Carnegie Mellon University
STAMPS@CMU

STAtistical Methods for the Physical Sciences Research Center

February 21, 2025

stefano-castruccio.pngStefano Castruccio - University of Notre Dame

[Castruccio Talk Recording] [Castruccio Talk Slides]

Location: Zoom 
Title: New Perspectives on Balancing Physics with Data-Driven Models: the Case for Physics Informed Neural Networks in Environmental Statistics


Abstract: The idea of performing data analysis by leveraging physical information with a data-driven model has a long history in environmental Statistics. Physical-Statistical models are predicated on the idea that hierarchical Bayesian models could have a spatio-temporal process informed by a partial differential equation (PDE) which expresses some well-known physical information about the system. The machine learning literature has recently focused on the same problem by proposing a different yet related solution: instead of devising a purely data-driven neural network, inference can be penalized by means of PDE expressing the physics of the system. This approach allows for “soft” constraints on the model instead of a “hard” specification of the process dynamics in physical-statistical models. In this talk, I will discuss two of my recent works on this topic developed by my research group, and discuss the relative merits of this new approach from the perspective of a statistician. The first work will focus on a deep double reservoir model informed by two-dimensional incompressible Navier Stokes, while the second one will discuss the link between a PDE-driven penalty and physics-informed priors. I will also briefly discuss some of my recent work on physics informed convolutional autoencoders and transformers with attention mechanisms. 

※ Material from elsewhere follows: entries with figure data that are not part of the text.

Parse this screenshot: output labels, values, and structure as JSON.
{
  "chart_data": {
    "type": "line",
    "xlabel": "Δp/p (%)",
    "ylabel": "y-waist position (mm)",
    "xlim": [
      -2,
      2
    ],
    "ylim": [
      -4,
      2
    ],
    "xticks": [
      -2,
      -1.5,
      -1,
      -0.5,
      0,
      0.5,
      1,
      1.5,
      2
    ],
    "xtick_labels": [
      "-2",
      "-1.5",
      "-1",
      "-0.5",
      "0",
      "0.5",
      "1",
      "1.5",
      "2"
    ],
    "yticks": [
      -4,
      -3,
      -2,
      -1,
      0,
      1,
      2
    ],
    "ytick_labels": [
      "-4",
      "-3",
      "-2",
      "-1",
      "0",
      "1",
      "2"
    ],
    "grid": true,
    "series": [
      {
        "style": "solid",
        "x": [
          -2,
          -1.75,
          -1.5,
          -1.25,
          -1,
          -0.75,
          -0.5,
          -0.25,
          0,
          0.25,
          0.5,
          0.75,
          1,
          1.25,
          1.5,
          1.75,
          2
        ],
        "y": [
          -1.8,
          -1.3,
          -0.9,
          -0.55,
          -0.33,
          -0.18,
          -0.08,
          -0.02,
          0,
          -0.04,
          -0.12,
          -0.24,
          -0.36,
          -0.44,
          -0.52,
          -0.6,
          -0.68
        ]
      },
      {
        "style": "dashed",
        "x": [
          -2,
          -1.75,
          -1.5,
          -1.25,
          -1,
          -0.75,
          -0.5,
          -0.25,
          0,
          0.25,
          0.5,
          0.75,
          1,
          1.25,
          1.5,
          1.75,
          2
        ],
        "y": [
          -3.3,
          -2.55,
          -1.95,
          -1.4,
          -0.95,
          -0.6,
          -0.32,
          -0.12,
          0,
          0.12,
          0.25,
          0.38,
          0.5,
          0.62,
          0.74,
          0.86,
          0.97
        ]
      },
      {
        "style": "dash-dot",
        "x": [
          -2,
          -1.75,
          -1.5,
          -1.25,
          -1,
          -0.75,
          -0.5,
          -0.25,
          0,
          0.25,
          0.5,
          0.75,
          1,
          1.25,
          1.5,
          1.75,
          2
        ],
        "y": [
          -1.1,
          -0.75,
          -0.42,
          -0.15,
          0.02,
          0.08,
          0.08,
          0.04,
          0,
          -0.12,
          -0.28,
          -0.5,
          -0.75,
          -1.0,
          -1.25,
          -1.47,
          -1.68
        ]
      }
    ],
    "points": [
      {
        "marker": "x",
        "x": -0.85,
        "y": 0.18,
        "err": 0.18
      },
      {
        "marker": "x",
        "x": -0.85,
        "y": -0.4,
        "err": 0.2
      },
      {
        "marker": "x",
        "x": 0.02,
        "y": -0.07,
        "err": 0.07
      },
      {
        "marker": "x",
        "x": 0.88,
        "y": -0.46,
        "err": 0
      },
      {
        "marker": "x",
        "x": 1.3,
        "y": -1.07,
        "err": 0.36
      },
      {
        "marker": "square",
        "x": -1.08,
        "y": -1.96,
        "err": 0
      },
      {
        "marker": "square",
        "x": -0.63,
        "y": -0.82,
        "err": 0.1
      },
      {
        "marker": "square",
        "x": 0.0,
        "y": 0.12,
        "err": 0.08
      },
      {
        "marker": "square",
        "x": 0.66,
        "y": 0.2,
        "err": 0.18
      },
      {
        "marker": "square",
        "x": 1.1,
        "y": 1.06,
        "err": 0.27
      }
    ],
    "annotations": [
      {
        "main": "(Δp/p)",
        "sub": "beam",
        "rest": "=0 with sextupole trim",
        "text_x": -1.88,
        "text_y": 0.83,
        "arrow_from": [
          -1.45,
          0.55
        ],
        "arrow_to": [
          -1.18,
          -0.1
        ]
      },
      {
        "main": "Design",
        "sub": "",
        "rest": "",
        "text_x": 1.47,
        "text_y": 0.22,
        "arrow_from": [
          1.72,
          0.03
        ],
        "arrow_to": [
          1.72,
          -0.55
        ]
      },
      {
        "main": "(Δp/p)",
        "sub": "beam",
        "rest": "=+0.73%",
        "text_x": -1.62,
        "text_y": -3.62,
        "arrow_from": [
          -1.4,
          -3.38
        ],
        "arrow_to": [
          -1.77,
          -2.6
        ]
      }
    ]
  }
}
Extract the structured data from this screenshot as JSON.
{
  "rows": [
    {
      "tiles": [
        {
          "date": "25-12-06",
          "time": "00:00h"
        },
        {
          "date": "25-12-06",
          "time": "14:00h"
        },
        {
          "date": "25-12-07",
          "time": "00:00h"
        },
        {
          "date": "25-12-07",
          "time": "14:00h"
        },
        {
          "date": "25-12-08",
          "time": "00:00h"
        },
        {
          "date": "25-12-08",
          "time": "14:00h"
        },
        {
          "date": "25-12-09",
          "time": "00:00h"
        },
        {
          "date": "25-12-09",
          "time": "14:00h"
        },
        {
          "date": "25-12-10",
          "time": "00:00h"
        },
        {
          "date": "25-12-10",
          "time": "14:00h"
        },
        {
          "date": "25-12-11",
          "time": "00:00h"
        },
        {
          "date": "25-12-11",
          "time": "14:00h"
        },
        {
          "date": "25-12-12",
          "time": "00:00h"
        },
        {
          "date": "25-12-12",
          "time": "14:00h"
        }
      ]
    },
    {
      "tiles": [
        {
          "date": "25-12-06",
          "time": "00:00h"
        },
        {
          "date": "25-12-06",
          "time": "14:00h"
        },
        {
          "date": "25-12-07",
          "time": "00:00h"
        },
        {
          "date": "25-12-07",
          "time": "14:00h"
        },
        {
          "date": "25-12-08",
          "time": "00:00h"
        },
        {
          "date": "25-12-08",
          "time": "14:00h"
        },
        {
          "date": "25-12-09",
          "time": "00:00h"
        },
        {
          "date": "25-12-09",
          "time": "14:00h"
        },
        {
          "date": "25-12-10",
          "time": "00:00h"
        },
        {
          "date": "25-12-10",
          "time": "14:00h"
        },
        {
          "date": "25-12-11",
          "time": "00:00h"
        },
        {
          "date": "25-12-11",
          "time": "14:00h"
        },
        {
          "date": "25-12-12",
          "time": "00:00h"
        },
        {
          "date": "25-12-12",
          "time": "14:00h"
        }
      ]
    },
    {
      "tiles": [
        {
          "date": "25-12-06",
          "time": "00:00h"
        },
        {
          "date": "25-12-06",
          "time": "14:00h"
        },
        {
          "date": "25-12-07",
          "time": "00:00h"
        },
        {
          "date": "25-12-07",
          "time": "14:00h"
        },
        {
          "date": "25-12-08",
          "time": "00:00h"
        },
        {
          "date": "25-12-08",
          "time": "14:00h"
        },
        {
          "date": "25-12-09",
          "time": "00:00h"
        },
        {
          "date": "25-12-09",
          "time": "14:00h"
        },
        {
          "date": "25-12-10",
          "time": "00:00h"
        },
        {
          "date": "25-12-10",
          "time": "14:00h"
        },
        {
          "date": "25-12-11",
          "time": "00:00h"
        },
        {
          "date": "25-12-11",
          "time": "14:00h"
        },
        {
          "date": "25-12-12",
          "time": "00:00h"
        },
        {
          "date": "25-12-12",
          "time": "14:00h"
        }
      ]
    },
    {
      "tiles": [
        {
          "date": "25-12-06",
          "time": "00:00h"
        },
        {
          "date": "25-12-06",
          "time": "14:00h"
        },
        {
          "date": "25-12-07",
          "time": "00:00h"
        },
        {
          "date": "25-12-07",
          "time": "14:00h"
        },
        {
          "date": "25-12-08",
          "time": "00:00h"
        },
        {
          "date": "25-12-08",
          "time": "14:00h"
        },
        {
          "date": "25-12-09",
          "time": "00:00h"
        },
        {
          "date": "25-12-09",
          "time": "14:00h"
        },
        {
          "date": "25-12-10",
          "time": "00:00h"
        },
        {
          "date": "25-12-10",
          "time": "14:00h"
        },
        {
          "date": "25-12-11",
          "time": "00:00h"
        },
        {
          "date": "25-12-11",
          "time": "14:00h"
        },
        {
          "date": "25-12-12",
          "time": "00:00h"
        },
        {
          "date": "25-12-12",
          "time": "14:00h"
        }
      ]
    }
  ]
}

Bio: Stefano Castruccio is the Notre Dame Collegiate Associate Professor in Statistics at the University of Notre Dame. He obtained his PhD in 2013 at the University of Chicago, and he was later postdoctoral fellow King Abdullah University of Science and Technology (Saudi Arabia), Lecturer at Newcastle University (UK), before moving to his current institution. He works in spatio-temporal models for complex environmental problems, from air pollution to climate change.